電池のライフサイクル全体を規定するバッテリー規則施行

(EU)

ブリュッセル発

2023年08月21日

EUでは8月17日、バッテリー製品の原材料調達から設計・生産プロセス、再利用、リサイクルに至るライフサイクル全体を規定するバッテリー規則外部サイトへ、新しいウィンドウで開きますが施行された。同規則は、欧州委員会が2020年12月、「循環型経済行動計画」の第1弾として、バッテリー指令(2006年発効)の改正を提案し(2020年12月14日記事参照)、EU理事会(閣僚理事会)と欧州議会が2022年12月9日に政治合意(2022年12月13日記事参照)。6月14日には欧州議会、7月10日にはEU理事会がそれぞれ採択した。2024年から順次、規定された開始時期に沿って各義務が適用される。

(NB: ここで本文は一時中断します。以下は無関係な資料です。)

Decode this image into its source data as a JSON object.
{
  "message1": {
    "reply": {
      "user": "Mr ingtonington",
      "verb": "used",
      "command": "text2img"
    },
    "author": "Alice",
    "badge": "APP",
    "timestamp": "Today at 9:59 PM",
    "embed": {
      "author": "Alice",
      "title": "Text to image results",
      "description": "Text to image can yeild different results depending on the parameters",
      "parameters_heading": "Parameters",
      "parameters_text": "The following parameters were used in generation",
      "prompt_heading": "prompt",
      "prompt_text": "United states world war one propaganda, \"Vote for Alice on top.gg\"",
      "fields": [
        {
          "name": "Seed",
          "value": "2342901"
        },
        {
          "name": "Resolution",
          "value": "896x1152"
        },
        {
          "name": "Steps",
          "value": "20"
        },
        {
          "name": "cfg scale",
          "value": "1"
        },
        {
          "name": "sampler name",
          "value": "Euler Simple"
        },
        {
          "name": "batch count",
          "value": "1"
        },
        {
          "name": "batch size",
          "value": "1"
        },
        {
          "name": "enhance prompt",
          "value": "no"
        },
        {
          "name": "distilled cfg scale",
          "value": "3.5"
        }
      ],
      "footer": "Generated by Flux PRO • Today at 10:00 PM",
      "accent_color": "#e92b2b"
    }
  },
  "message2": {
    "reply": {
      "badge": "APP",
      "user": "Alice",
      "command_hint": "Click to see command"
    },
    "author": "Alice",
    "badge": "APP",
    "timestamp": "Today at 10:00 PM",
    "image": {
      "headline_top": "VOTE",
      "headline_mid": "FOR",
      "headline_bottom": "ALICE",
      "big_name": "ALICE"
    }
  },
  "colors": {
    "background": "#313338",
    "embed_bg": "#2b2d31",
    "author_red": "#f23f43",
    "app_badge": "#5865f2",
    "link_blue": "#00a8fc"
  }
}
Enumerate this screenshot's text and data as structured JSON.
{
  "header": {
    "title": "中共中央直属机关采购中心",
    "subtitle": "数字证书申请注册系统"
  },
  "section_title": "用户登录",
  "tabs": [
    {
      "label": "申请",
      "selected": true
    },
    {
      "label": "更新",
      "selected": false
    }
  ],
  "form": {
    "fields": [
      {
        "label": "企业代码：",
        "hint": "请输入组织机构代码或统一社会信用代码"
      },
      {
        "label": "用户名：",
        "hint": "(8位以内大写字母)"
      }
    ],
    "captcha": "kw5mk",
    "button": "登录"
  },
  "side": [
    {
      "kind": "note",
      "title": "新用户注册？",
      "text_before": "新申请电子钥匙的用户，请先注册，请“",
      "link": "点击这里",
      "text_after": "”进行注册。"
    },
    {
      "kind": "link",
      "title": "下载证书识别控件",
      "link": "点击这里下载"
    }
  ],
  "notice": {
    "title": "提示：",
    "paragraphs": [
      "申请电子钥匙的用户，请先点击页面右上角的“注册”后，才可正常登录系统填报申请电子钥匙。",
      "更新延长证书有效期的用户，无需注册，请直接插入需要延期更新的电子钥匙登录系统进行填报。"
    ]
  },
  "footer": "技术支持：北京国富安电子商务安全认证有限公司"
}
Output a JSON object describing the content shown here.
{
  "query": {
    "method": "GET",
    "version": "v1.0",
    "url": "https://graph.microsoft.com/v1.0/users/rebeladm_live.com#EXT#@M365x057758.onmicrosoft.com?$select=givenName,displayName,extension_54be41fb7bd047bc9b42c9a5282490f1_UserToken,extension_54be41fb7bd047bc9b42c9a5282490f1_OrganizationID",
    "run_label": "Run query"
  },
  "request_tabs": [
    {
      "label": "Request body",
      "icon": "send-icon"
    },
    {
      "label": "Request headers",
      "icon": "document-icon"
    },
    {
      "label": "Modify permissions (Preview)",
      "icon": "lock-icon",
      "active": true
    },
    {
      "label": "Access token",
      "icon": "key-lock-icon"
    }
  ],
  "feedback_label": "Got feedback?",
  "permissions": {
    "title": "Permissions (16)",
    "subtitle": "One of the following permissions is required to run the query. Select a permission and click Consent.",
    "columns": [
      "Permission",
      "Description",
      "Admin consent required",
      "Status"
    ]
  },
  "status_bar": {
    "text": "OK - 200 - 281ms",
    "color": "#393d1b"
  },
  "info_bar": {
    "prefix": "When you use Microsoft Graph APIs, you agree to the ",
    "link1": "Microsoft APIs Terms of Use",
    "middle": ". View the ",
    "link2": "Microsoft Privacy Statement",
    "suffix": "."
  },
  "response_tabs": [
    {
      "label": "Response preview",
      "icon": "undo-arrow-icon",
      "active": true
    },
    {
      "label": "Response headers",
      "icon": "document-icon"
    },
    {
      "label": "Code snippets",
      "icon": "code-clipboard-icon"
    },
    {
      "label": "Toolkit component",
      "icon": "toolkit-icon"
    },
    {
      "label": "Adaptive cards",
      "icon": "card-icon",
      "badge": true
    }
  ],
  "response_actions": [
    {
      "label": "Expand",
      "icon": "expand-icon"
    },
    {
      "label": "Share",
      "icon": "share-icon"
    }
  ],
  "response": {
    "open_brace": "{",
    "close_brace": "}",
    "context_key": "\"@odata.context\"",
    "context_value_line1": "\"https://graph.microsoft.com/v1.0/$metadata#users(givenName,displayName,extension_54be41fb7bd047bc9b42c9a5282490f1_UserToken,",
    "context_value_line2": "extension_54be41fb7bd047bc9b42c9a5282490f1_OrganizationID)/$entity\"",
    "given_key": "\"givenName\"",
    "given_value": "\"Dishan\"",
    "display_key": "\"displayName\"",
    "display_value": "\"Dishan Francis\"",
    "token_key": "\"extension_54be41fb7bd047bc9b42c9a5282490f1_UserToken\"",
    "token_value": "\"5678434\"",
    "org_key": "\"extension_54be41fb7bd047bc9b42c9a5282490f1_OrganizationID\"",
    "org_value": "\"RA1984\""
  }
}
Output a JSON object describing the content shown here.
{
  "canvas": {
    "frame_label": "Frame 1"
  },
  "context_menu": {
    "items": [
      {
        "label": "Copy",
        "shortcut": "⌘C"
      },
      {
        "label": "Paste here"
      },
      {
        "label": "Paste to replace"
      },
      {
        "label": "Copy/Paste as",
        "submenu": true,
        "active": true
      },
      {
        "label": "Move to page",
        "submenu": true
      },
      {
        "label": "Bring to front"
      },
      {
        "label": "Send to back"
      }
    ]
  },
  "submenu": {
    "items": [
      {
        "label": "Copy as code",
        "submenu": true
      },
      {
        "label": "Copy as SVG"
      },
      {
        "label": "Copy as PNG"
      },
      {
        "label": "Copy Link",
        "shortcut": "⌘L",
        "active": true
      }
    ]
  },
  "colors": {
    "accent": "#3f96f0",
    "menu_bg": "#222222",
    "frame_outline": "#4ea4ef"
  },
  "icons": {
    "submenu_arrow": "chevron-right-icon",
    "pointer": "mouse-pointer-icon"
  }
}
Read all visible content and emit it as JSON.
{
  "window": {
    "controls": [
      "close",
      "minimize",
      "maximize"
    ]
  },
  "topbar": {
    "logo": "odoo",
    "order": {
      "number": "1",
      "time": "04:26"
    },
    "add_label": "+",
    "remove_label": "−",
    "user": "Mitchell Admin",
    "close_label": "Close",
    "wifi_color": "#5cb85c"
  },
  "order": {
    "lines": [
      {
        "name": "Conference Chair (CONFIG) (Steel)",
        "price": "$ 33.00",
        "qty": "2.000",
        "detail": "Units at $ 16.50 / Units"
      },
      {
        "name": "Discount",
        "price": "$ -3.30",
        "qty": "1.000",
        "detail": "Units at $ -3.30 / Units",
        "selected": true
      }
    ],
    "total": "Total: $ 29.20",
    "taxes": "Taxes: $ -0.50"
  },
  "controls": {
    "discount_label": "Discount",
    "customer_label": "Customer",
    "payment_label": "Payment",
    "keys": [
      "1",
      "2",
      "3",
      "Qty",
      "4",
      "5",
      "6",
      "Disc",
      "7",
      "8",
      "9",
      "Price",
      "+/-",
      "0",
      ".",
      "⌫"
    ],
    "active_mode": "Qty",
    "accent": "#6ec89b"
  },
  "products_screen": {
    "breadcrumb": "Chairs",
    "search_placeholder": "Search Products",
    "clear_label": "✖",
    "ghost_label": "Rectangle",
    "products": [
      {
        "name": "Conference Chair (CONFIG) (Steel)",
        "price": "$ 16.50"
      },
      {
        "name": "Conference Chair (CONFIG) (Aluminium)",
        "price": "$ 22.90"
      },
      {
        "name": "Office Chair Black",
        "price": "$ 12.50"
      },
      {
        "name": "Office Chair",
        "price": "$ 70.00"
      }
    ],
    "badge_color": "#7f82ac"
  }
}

バッテリーは、2050年までの気候中立(温室効果ガス排出実質ゼロ)を掲げる「欧州グリーン・ディール」を達成する上でも今後需要の拡大が見込まれている。今回の規則は自動車用、産業用、携帯型などEU域内で販売される全てのバッテリーが対象。カーボンフットプリントの申告義務や、リサイクル済み原材料の使用割合の最低値導入、廃棄された携帯型バッテリーの回収率や、原材料別再資源化率の目標値導入などを盛り込んでおり、サプライチェーンの見える化・強靭(きょうじん)化を通じて、域内の重要原材料の確保や戦略的自律を目指す。

カーボンフットプリントの申告開始時期はバッテリーごとに定めており、電気自動車(EV)バッテリーの場合、2025年2月18日または2024年2月18日までに採択される委任規則(計測方法)、実施規則(申告細則)の施行後12カ月後のいずれか遅い日以降に適用される。

リサイクル済み原材料の最低使用割合の開示については、産業用バッテリー〔2キロワット時(kWh)を超えるもの〕、EVバッテリー、SLIバッテリー(自動車用蓄電池)は、2028年8月18日または2026年8月18日までに採択される委任規則の施行後24カ月後のいずれか遅い方から義務付けられる。 対象となる原材料はコバルト、鉛、リチウム、ニッケル。LMT(電動自転車・スクーター用)バッテリーについては、2033年8月18日から開示義務が適用される。

また、LMTバッテリー、産業用バッテリー(2kWhを超えるもの)、EVバッテリーは2027年2月18日から、電子上の記録「バッテリーパスポート」を介し、ラベル表示情報に加え、原材料構成、カーボンフットプリントなどに関する情報へのアクセスを確保する必要があり、QRコードから読み取れるようにすることも定めた。

カーボンフットプリントの計測方法や、責任ある原材料調達などサプライチェーンに対するデューディリジェンス義務の詳細など、今後発表される委任規則案やガイドラインが引き続き注視される。